Teen years can be filled with angst and drama. Peer pressure, academic expectations, and changing bodies can result in many ups and downs for teens. But for some teens,  lows are more than just temporary feelings—they’re a symptom of depression. Common signs to watch for include:

  • Feelings of sadness, which can include crying spells for no apparent reason
  • Frustration or feelings of anger, even over small matters
  • Feeling hopeless or empty
  • Irritable or annoyed mood
  • Loss of interest or pleasure in usual activities, family, and friends
  • Conflict with family and friends
  • Low self-esteem
  • Feelings of worthlessness or guilt
  • Fixation on past failures or exaggerated self-blame or self-criticism
  • Extreme sensitivity to rejection or failure and the need for excessive reassurance
  • Trouble thinking, concentrating, making decisions, and remembering things
  • Ongoing sense that life and the future are grim and bleak
  • Frequent thoughts of death, dying, or suicide
  • Insomnia or sleeping too much
  • Use of alcohol or drugs
  • Social isolation
  • Poor personal hygiene
  • Angry outbursts, disruptive or risky behavior
  • Self-harm
  • Suicide plan or a suicide attempt

What to Do if You Suspect Your Child or Teen is Depressed

Childhood and teen depression isn’t a weakness or something a child can overcome with willpower. It doesn’t just go away on its own, and it can have serious consequences. It’s important to know the signs of depression so you can access help as early as possible. 

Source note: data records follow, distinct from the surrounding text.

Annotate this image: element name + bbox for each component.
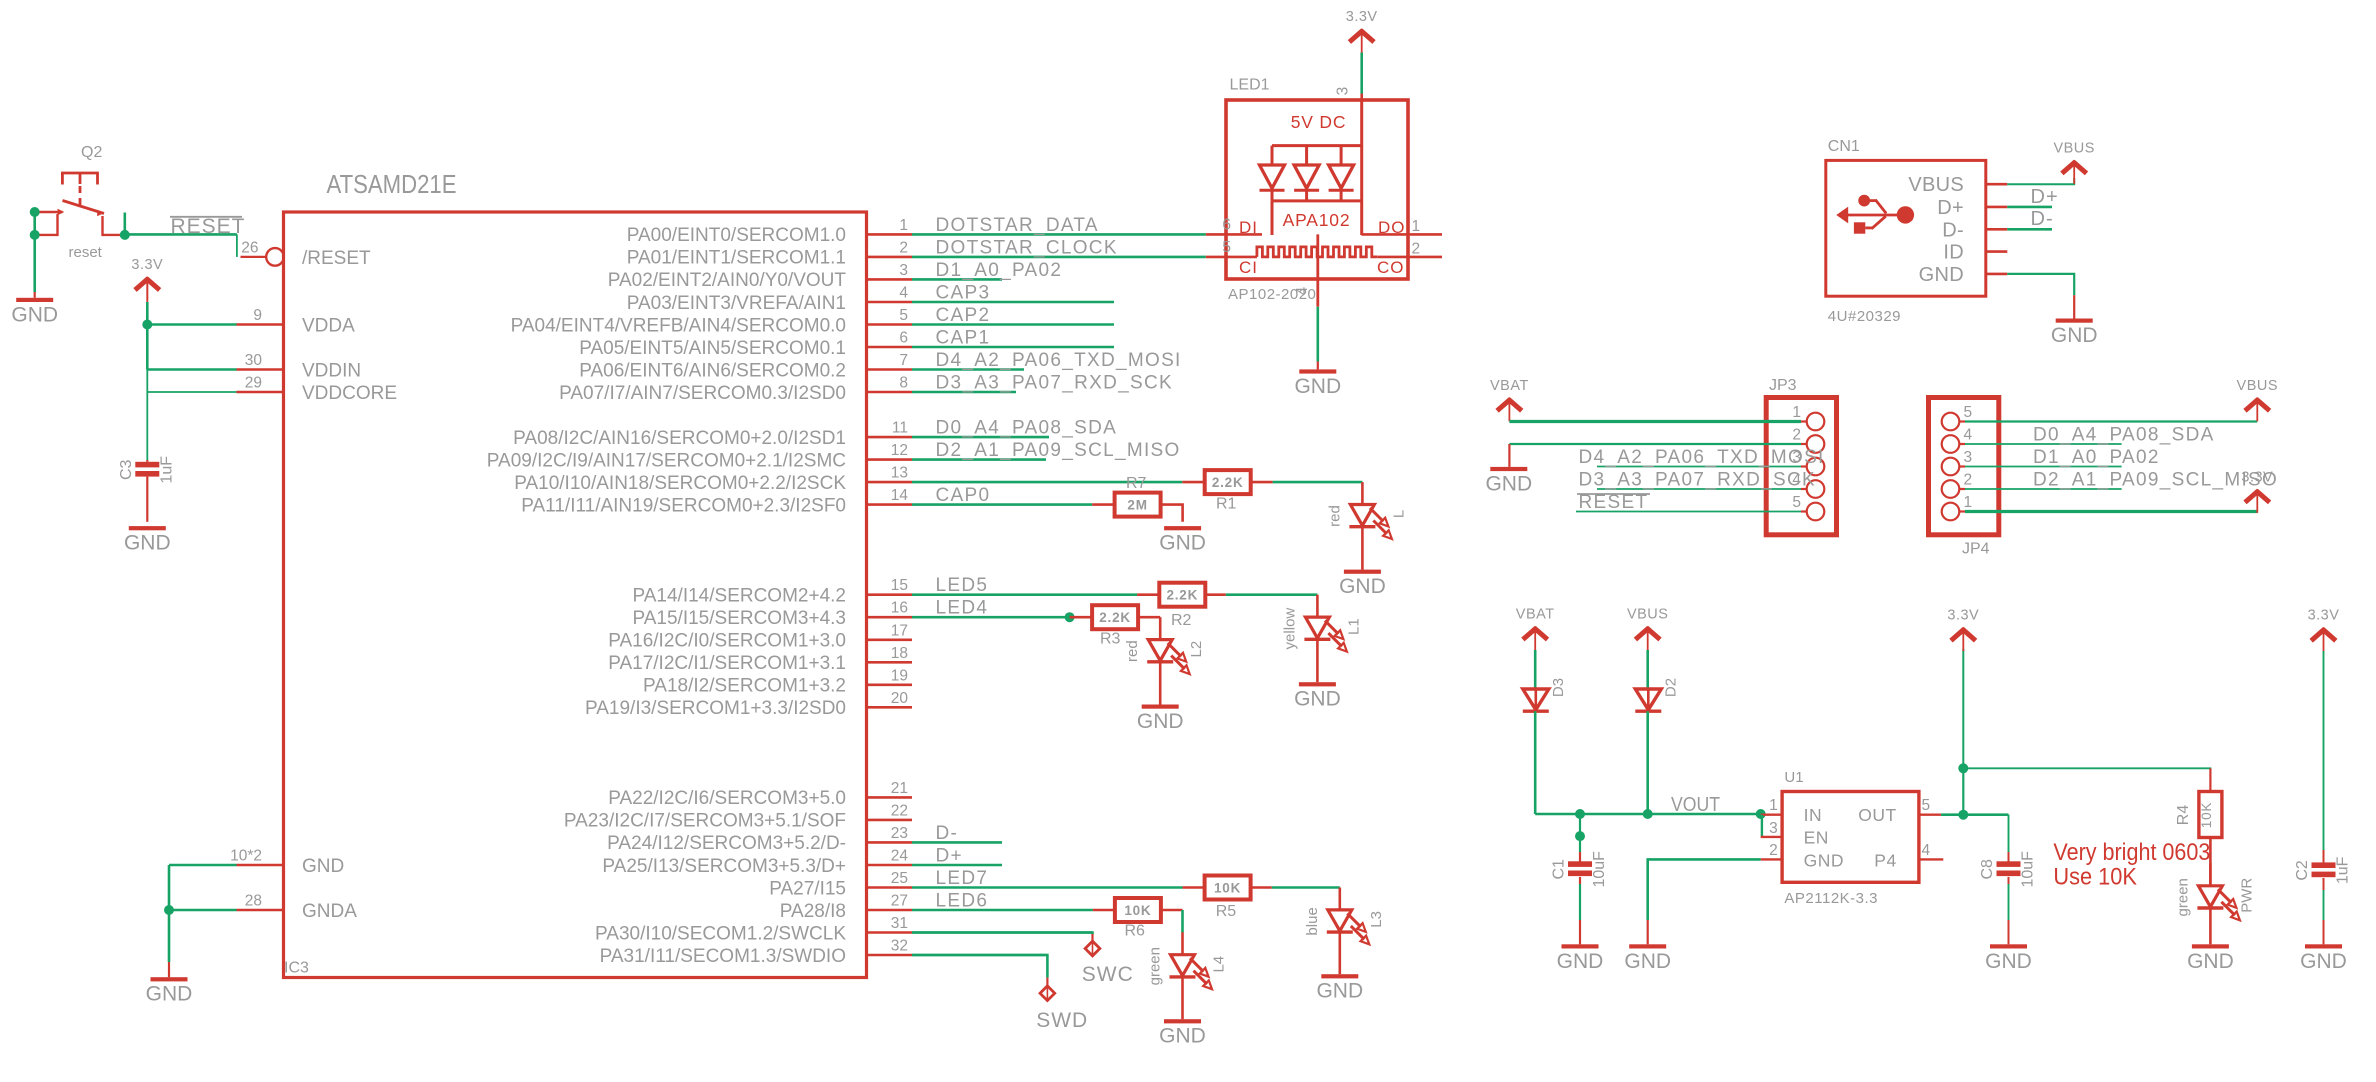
svg-text:10*2: 10*2	[230, 848, 262, 865]
svg-text:D0_A4_PA08_SDA: D0_A4_PA08_SDA	[2033, 425, 2215, 446]
junction dot C1	[1575, 831, 1585, 841]
wire VBUS to D2	[1646, 650, 1649, 689]
svg-text:D1_A0_PA02: D1_A0_PA02	[936, 260, 1063, 281]
wire IC3 GND pin	[169, 864, 237, 867]
svg-text:Use 10K: Use 10K	[2053, 864, 2137, 891]
svg-text:LED5: LED5	[936, 575, 989, 596]
svg-text:GND: GND	[1804, 850, 1844, 870]
svg-text:21: 21	[891, 780, 908, 797]
svg-text:red: red	[1124, 640, 1141, 662]
svg-text:GND: GND	[1624, 950, 1671, 973]
svg-text:CAP0: CAP0	[936, 485, 991, 506]
svg-text:VBAT: VBAT	[1490, 378, 1529, 394]
svg-text:C1: C1	[1551, 859, 1568, 880]
ground GND under PWR	[2187, 944, 2234, 973]
IC3 pin 25 (PA27/I15)	[769, 868, 1182, 899]
testpoint SWD diamond	[1040, 986, 1055, 1001]
resistor R5 10K	[1205, 876, 1251, 900]
svg-text:D0_A4_PA08_SDA: D0_A4_PA08_SDA	[936, 418, 1118, 439]
svg-text:GND: GND	[1159, 1025, 1206, 1048]
svg-text:6: 6	[899, 330, 908, 347]
IC3 pin 17 (PA16/I2C/I0/SERCOM1+3.0)	[608, 622, 912, 651]
LED L4 green	[1147, 932, 1228, 1019]
svg-text:19: 19	[891, 667, 908, 684]
IC3 pin 3 (PA02/EINT2/AIN0/Y0/VOUT)	[608, 260, 1063, 291]
svg-text:3.3V: 3.3V	[2241, 469, 2273, 485]
svg-text:1: 1	[1964, 494, 1973, 511]
wire 3.3V to LED1 pin3	[1360, 53, 1363, 94]
resistor R3 2.2K	[1092, 605, 1138, 629]
wire SWC	[912, 933, 1093, 935]
svg-text:PA22/I2C/I6/SERCOM3+5.0: PA22/I2C/I6/SERCOM3+5.0	[608, 788, 846, 809]
ground GND under LED L2	[1137, 705, 1184, 734]
svg-text:20: 20	[891, 690, 909, 707]
wire CN1 GND	[2007, 274, 2074, 295]
LED1 pin3 inner vertical	[1360, 100, 1363, 235]
svg-text:2M: 2M	[1127, 498, 1147, 513]
svg-text:11: 11	[892, 420, 908, 437]
LED1 internal diodes	[1260, 146, 1354, 201]
JP3 box	[1766, 398, 1836, 535]
wire JP3 pin4	[1597, 488, 1801, 490]
svg-text:GND: GND	[1316, 980, 1363, 1003]
wire JP4 pin4	[1965, 443, 2122, 445]
U1 pin4 stub	[1919, 858, 1943, 860]
wire R4 to PWR LED	[2209, 838, 2212, 886]
svg-text:P4: P4	[1874, 850, 1896, 870]
svg-text:green: green	[2174, 878, 2191, 916]
svg-text:CO: CO	[1377, 258, 1405, 277]
svg-text:VBUS: VBUS	[1627, 607, 1669, 623]
svg-text:yellow: yellow	[1281, 608, 1298, 650]
ground GND under C8	[1985, 944, 2032, 973]
junction dot Q2 right	[120, 230, 130, 240]
CN1 USB icon	[1836, 195, 1914, 234]
svg-text:1: 1	[1769, 797, 1778, 814]
svg-text:1: 1	[1792, 404, 1801, 421]
svg-text:1: 1	[899, 217, 908, 234]
IC3 pin 15 (PA14/I14/SERCOM2+4.2)	[632, 575, 1137, 606]
svg-text:13: 13	[891, 465, 908, 482]
JP4 box	[1929, 398, 1999, 535]
LED PWR green	[2174, 863, 2255, 944]
svg-text:PA14/I14/SERCOM2+4.2: PA14/I14/SERCOM2+4.2	[632, 586, 846, 607]
svg-text:DO: DO	[1378, 218, 1406, 237]
net label RESET at JP3	[1577, 492, 1650, 513]
svg-text:10uF: 10uF	[1591, 851, 1608, 888]
svg-text:12: 12	[891, 442, 908, 459]
svg-text:CI: CI	[1239, 258, 1258, 277]
svg-text:R3: R3	[1100, 631, 1121, 648]
svg-text:D4_A2_PA06_TXD_MOSI: D4_A2_PA06_TXD_MOSI	[1579, 447, 1825, 468]
svg-text:2.2K: 2.2K	[1166, 588, 1198, 603]
svg-text:VDDCORE: VDDCORE	[302, 383, 397, 404]
IC3 pin 24 (PA25/I13/SERCOM3+5.3/D+)	[602, 846, 1002, 877]
IC3 pin 4 (PA03/EINT3/VREFA/AIN1)	[627, 283, 1114, 314]
IC3 pin 13 (PA10/I10/AIN18/SERCOM0+2.2/I2SCK)	[514, 465, 1182, 494]
svg-text:25: 25	[891, 870, 908, 887]
wire R6 bend down	[1181, 910, 1184, 933]
LED L3 blue	[1304, 888, 1385, 975]
svg-text:LED4: LED4	[936, 598, 989, 619]
switch Q2 left contact	[35, 209, 65, 216]
LED1 box	[1226, 100, 1408, 279]
svg-text:5V DC: 5V DC	[1291, 112, 1347, 132]
svg-text:3: 3	[899, 262, 908, 279]
power 3.3V arrow above U1	[1947, 608, 1979, 652]
wire Q2 to GND	[33, 235, 36, 292]
svg-text:RESET: RESET	[171, 215, 246, 238]
svg-text:10K: 10K	[2199, 802, 2214, 828]
svg-text:PA24/I12/SERCOM3+5.2/D-: PA24/I12/SERCOM3+5.2/D-	[607, 833, 846, 854]
power VBUS arrow above CN1	[2053, 140, 2095, 184]
wire JP4 pin3	[1965, 466, 2122, 468]
wire JP4 pin1 3.3V	[1965, 510, 2257, 513]
wire U1 GND	[1648, 859, 1761, 920]
svg-text:L2: L2	[1188, 641, 1205, 658]
svg-text:red: red	[1326, 505, 1343, 527]
svg-text:GND: GND	[1919, 264, 1964, 286]
ground GND under LED1	[1294, 369, 1341, 398]
svg-text:PA03/EINT3/VREFA/AIN1: PA03/EINT3/VREFA/AIN1	[627, 293, 846, 314]
svg-text:DOTSTAR_CLOCK: DOTSTAR_CLOCK	[936, 237, 1118, 258]
svg-text:4U#20329: 4U#20329	[1828, 308, 1901, 325]
IC3 pin 29 VDDCORE	[237, 375, 398, 405]
svg-text:D1_A0_PA02: D1_A0_PA02	[2033, 447, 2160, 468]
IC3 pin 12 (PA09/I2C/I9/AIN17/SERCOM0+2.1/I2SMC)	[487, 440, 1181, 471]
wire LED1 pin4 to GND	[1317, 307, 1320, 362]
svg-text:29: 29	[245, 375, 262, 392]
switch Q2 right contact	[97, 210, 125, 235]
IC3 pin 23 (PA24/I12/SERCOM3+5.2/D-)	[607, 823, 1002, 854]
wire JP3 pin3	[1597, 466, 1801, 468]
ground GND under C1	[1557, 944, 1604, 973]
svg-text:PA08/I2C/AIN16/SERCOM0+2.0/I2S: PA08/I2C/AIN16/SERCOM0+2.0/I2SD1	[513, 428, 846, 449]
svg-text:CAP1: CAP1	[936, 328, 991, 349]
IC3 pin 31 (PA30/I10/SECOM1.2/SWCLK)	[595, 915, 1092, 944]
svg-text:EN: EN	[1804, 828, 1829, 848]
svg-text:2: 2	[1792, 427, 1801, 444]
svg-text:D2: D2	[1662, 678, 1679, 697]
resistor R2 2.2K	[1159, 583, 1205, 607]
svg-text:C8: C8	[1979, 859, 1996, 880]
svg-text:5: 5	[1964, 404, 1973, 421]
diode D2	[1635, 678, 1679, 711]
svg-text:15: 15	[891, 577, 908, 594]
svg-text:PA02/EINT2/AIN0/Y0/VOUT: PA02/EINT2/AIN0/Y0/VOUT	[608, 270, 847, 291]
IC3 pin 22 (PA23/I2C/I7/SERCOM3+5.1/SOF)	[564, 802, 912, 831]
svg-text:1uF: 1uF	[2335, 856, 2352, 884]
svg-text:3.3V: 3.3V	[131, 257, 163, 273]
svg-text:OUT: OUT	[1858, 805, 1896, 825]
wire JP4 pin5 VBUS	[1965, 420, 2257, 422]
svg-text:/RESET: /RESET	[302, 248, 371, 269]
CN1 ID stub	[1986, 250, 2008, 253]
svg-text:3: 3	[1964, 449, 1973, 466]
junction dot GNDA	[164, 905, 174, 915]
resistor R6 10K	[1115, 898, 1161, 922]
svg-text:D3_A3_PA07_RXD_SCK: D3_A3_PA07_RXD_SCK	[1579, 470, 1816, 491]
ground GND under C2	[2300, 944, 2347, 973]
svg-text:10K: 10K	[1124, 903, 1151, 918]
wire Q2 right vertical	[124, 213, 127, 235]
svg-text:ATSAMD21E: ATSAMD21E	[327, 169, 457, 199]
svg-text:ID: ID	[1943, 242, 1964, 264]
svg-text:PA18/I2/SERCOM1+3.2: PA18/I2/SERCOM1+3.2	[643, 676, 846, 697]
svg-text:PA09/I2C/I9/AIN17/SERCOM0+2.1/: PA09/I2C/I9/AIN17/SERCOM0+2.1/I2SMC	[487, 450, 846, 471]
U1 pin labels	[1804, 805, 1897, 870]
power VBUS arrow bottom	[1627, 607, 1669, 651]
wire R1 to LED L	[1273, 481, 1363, 484]
svg-text:D+: D+	[1937, 197, 1964, 219]
IC3 pin 6 (PA05/EINT5/AIN5/SERCOM0.1)	[579, 328, 1114, 359]
switch Q2 dashed stem	[79, 186, 82, 206]
IC3 pin 28 GNDA	[237, 893, 358, 923]
CN1 box	[1826, 160, 1986, 296]
svg-text:C2: C2	[2294, 860, 2311, 881]
svg-text:PA17/I2C/I1/SERCOM1+3.1: PA17/I2C/I1/SERCOM1+3.1	[608, 653, 846, 674]
wire JP3 pin5	[1576, 511, 1801, 513]
switch Q2 cap bracket	[62, 173, 97, 185]
IC3 pin 32 (PA31/I11/SECOM1.3/SWDIO)	[600, 938, 1048, 967]
wire R7 to GND	[1161, 505, 1183, 522]
svg-text:GND: GND	[1557, 950, 1604, 973]
U1 pin3 hook	[1761, 815, 1763, 837]
svg-text:GND: GND	[2300, 950, 2347, 973]
svg-text:1: 1	[1412, 218, 1421, 235]
svg-text:GND: GND	[1339, 575, 1386, 598]
svg-text:D-: D-	[1942, 219, 1964, 241]
IC3 pin 16 (PA15/I15/SERCOM3+4.3)	[632, 598, 1069, 629]
wire OUT up to 3.3V	[1962, 768, 1964, 814]
svg-text:27: 27	[891, 893, 908, 910]
wire VDDIN	[147, 368, 236, 371]
svg-text:DOTSTAR_DATA: DOTSTAR_DATA	[936, 215, 1099, 236]
svg-text:APA102: APA102	[1283, 210, 1351, 230]
svg-text:U1: U1	[1784, 769, 1803, 786]
power VBAT arrow at JP3	[1490, 378, 1529, 422]
svg-text:10K: 10K	[1214, 881, 1241, 896]
svg-text:3.3V: 3.3V	[2308, 608, 2340, 624]
LED1 DI pin line	[1206, 233, 1262, 236]
wire JP4 pin2	[1965, 488, 2122, 490]
U1 pin numbers	[1769, 797, 1930, 859]
IC3 pin 10*2 GND	[230, 848, 344, 878]
svg-text:green: green	[1147, 947, 1164, 985]
IC3 pin 2 (PA01/EINT1/SERCOM1.1)	[627, 237, 1206, 268]
svg-text:2: 2	[1769, 842, 1778, 859]
svg-text:2.2K: 2.2K	[1212, 475, 1244, 490]
ground GND under Q2	[11, 298, 58, 327]
wire R5 to LED L3	[1272, 886, 1340, 889]
svg-text:D3: D3	[1550, 678, 1567, 697]
ground GND under R7	[1159, 526, 1206, 555]
svg-text:7: 7	[899, 352, 908, 369]
regulator U1 box	[1782, 792, 1919, 883]
svg-text:GNDA: GNDA	[302, 901, 357, 922]
wire OUT to C8	[2008, 815, 2010, 852]
wire VDDA	[147, 323, 236, 326]
svg-text:IN: IN	[1804, 805, 1823, 825]
svg-text:AP2112K-3.3: AP2112K-3.3	[1784, 890, 1878, 907]
junction dot OUT	[1958, 810, 1968, 820]
power VBAT arrow bottom	[1516, 607, 1555, 651]
IC3 pin 20 (PA19/I3/SERCOM1+3.3/I2SD0)	[585, 690, 912, 719]
svg-text:R4: R4	[2175, 805, 2192, 826]
svg-text:L4: L4	[1211, 956, 1228, 973]
wire Q2 left pins	[33, 212, 36, 235]
IC3 pin 14 (PA11/I11/AIN19/SERCOM0+2.3/I2SF0)	[521, 485, 1092, 516]
IC3 pin 9 VDDA	[237, 307, 356, 337]
ground GND under C3	[124, 526, 171, 555]
resistor R4 10K vertical	[2199, 792, 2222, 838]
svg-text:14: 14	[891, 487, 909, 504]
svg-text:10uF: 10uF	[2020, 851, 2037, 888]
svg-text:LED1: LED1	[1230, 77, 1270, 94]
power 3.3V arrow left	[131, 257, 163, 301]
junction dot VDDA	[142, 320, 152, 330]
wire U1 OUT	[1941, 813, 2008, 816]
svg-text:R2: R2	[1171, 612, 1192, 629]
IC3 pin 8 (PA07/I7/AIN7/SERCOM0.3/I2SD0)	[559, 373, 1173, 404]
LED1 inner box sides	[1271, 201, 1274, 235]
svg-text:PA04/EINT4/VREFB/AIN4/SERCOM0.: PA04/EINT4/VREFB/AIN4/SERCOM0.0	[511, 315, 846, 336]
svg-text:6: 6	[1222, 217, 1231, 234]
svg-text:VBUS: VBUS	[2237, 378, 2279, 394]
svg-text:CAP2: CAP2	[936, 305, 991, 326]
wire C1 to GND	[1579, 877, 1581, 884]
wire D3 to rail	[1534, 711, 1537, 814]
svg-text:D+: D+	[2031, 186, 2059, 208]
ground GND under LED L3	[1316, 974, 1363, 1003]
svg-text:5: 5	[1792, 494, 1801, 511]
svg-text:GND: GND	[11, 303, 58, 326]
svg-text:30: 30	[245, 352, 263, 369]
switch Q2 arm	[63, 201, 105, 214]
LED L red	[1326, 482, 1407, 569]
svg-text:VBUS: VBUS	[1908, 174, 1964, 196]
svg-text:PA23/I2C/I7/SERCOM3+5.1/SOF: PA23/I2C/I7/SERCOM3+5.1/SOF	[564, 811, 846, 832]
svg-text:VBAT: VBAT	[1516, 607, 1555, 623]
svg-text:16: 16	[891, 600, 908, 617]
svg-text:GND: GND	[1485, 472, 1532, 495]
JP3 pins	[1792, 404, 1824, 520]
svg-text:LED6: LED6	[936, 891, 989, 912]
U1 pin2 stub	[1761, 858, 1782, 860]
svg-text:D4_A2_PA06_TXD_MOSI: D4_A2_PA06_TXD_MOSI	[936, 350, 1182, 371]
CN1 D- stub	[1986, 228, 2008, 231]
svg-text:18: 18	[891, 645, 908, 662]
svg-text:5: 5	[1922, 797, 1931, 814]
CN1 VBUS stub	[1986, 183, 2008, 186]
svg-text:VDDA: VDDA	[302, 316, 355, 337]
net label RESET with overline	[170, 215, 246, 238]
svg-text:blue: blue	[1304, 907, 1321, 935]
wire C2 to GND	[2323, 878, 2325, 890]
svg-text:AP102-2020: AP102-2020	[1228, 286, 1316, 303]
wire C8 to GND	[2008, 877, 2010, 884]
svg-text:5: 5	[899, 307, 908, 324]
power 3.3V arrow right	[2308, 608, 2340, 652]
LED1 anode rail	[1272, 144, 1362, 147]
IC3 pin 5 (PA04/EINT4/VREFB/AIN4/SERCOM0.0)	[511, 305, 1114, 336]
svg-text:C3: C3	[118, 459, 135, 480]
ground GND under LED L4	[1159, 1019, 1206, 1047]
svg-text:IC3: IC3	[284, 960, 309, 977]
wire R3 bend to LED L2	[1138, 616, 1160, 619]
LED1 clock squarewave	[1257, 247, 1377, 257]
svg-text:3: 3	[1769, 820, 1778, 837]
svg-text:PA27/I15: PA27/I15	[769, 878, 846, 899]
svg-text:L1: L1	[1345, 618, 1362, 635]
IC3 pin 27 (PA28/I8)	[780, 891, 1093, 922]
svg-text:1uF: 1uF	[158, 456, 175, 484]
svg-text:2: 2	[899, 239, 908, 256]
capacitor C2 1uF	[2312, 862, 2336, 868]
U1 pin5 stub	[1919, 814, 1941, 816]
LED1 CI pin line	[1206, 256, 1257, 259]
svg-text:PA15/I15/SERCOM3+4.3: PA15/I15/SERCOM3+4.3	[632, 608, 846, 629]
ground GND under LED L1	[1294, 682, 1341, 711]
svg-text:GND: GND	[1137, 710, 1184, 733]
power 3.3V arrow above LED1	[1346, 9, 1378, 53]
svg-text:D3_A3_PA07_RXD_SCK: D3_A3_PA07_RXD_SCK	[936, 373, 1173, 394]
wire 3.3V to C2	[2323, 651, 2325, 850]
svg-text:PA28/I8: PA28/I8	[780, 901, 846, 922]
svg-text:PA07/I7/AIN7/SERCOM0.3/I2SD0: PA07/I7/AIN7/SERCOM0.3/I2SD0	[559, 383, 846, 404]
svg-text:26: 26	[241, 239, 258, 256]
svg-text:23: 23	[891, 825, 908, 842]
svg-text:2: 2	[1964, 472, 1973, 489]
svg-text:SWD: SWD	[1036, 1009, 1088, 1032]
svg-text:PA11/I11/AIN19/SERCOM0+2.3/I2S: PA11/I11/AIN19/SERCOM0+2.3/I2SF0	[521, 495, 846, 516]
IC3 pin 18 (PA17/I2C/I1/SERCOM1+3.1)	[608, 645, 912, 674]
svg-text:VBUS: VBUS	[2053, 140, 2095, 156]
svg-text:GND: GND	[2187, 950, 2234, 973]
svg-text:9: 9	[253, 307, 262, 324]
svg-text:DI: DI	[1239, 218, 1258, 237]
svg-text:JP3: JP3	[1769, 377, 1797, 394]
power VBUS arrow at JP4	[2237, 378, 2279, 422]
svg-text:PA25/I13/SERCOM3+5.3/D+: PA25/I13/SERCOM3+5.3/D+	[602, 856, 846, 877]
IC3 pin 26 /RESET	[241, 239, 372, 269]
IC3 pin 30 VDDIN	[237, 352, 362, 382]
svg-text:2.2K: 2.2K	[1099, 610, 1131, 625]
svg-text:PA06/EINT6/AIN6/SERCOM0.2: PA06/EINT6/AIN6/SERCOM0.2	[579, 360, 846, 381]
svg-text:VOUT: VOUT	[1671, 794, 1720, 816]
wire D2 to rail	[1646, 711, 1649, 814]
wire 3.3V to R4	[1963, 768, 2210, 770]
capacitor C1 10uF	[1568, 861, 1592, 867]
wire CN1 VBUS	[2007, 178, 2074, 184]
ground GND under CN1	[2051, 319, 2098, 348]
svg-text:4: 4	[1922, 842, 1931, 859]
wire CN1 D-	[2007, 228, 2052, 231]
JP4 pins	[1942, 404, 1973, 520]
wire GNDA to ground	[168, 910, 171, 962]
svg-text:L: L	[1390, 510, 1407, 518]
testpoint SWC diamond	[1085, 941, 1100, 956]
svg-text:CAP3: CAP3	[936, 283, 991, 304]
wire VDDCORE	[147, 391, 236, 393]
junction dot rail U1	[1756, 809, 1766, 819]
wire rail to C1	[1579, 814, 1581, 852]
wire VOUT rail	[1535, 813, 1761, 816]
wire R2 to LED L1	[1226, 593, 1318, 596]
svg-text:PA19/I3/SERCOM1+3.3/I2SD0: PA19/I3/SERCOM1+3.3/I2SD0	[585, 698, 846, 719]
junction dot rail C1	[1575, 809, 1585, 819]
svg-text:GND: GND	[1294, 375, 1341, 398]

You can find a local therapist through Eagle Valley Behavioral Health who will talk with your child about their feelings, which is an important step in getting a diagnosis and determining a treatment plan. Financial assistance resources like Olivia’s Fund are also available to those who live or work in Eagle County and cannot afford treatment.

About Emergency Help

Suicide is often associated with depression. If you are concerned that your child may hurt themselves or attempt suicide, call 911 or your local emergency number immediately.

If you have concerns that your child is struggling or showing signs or symptoms of depression, it’s imperative to get them help as soon as possible. Depression is treatable, and early intervention can reduce the severity of the condition.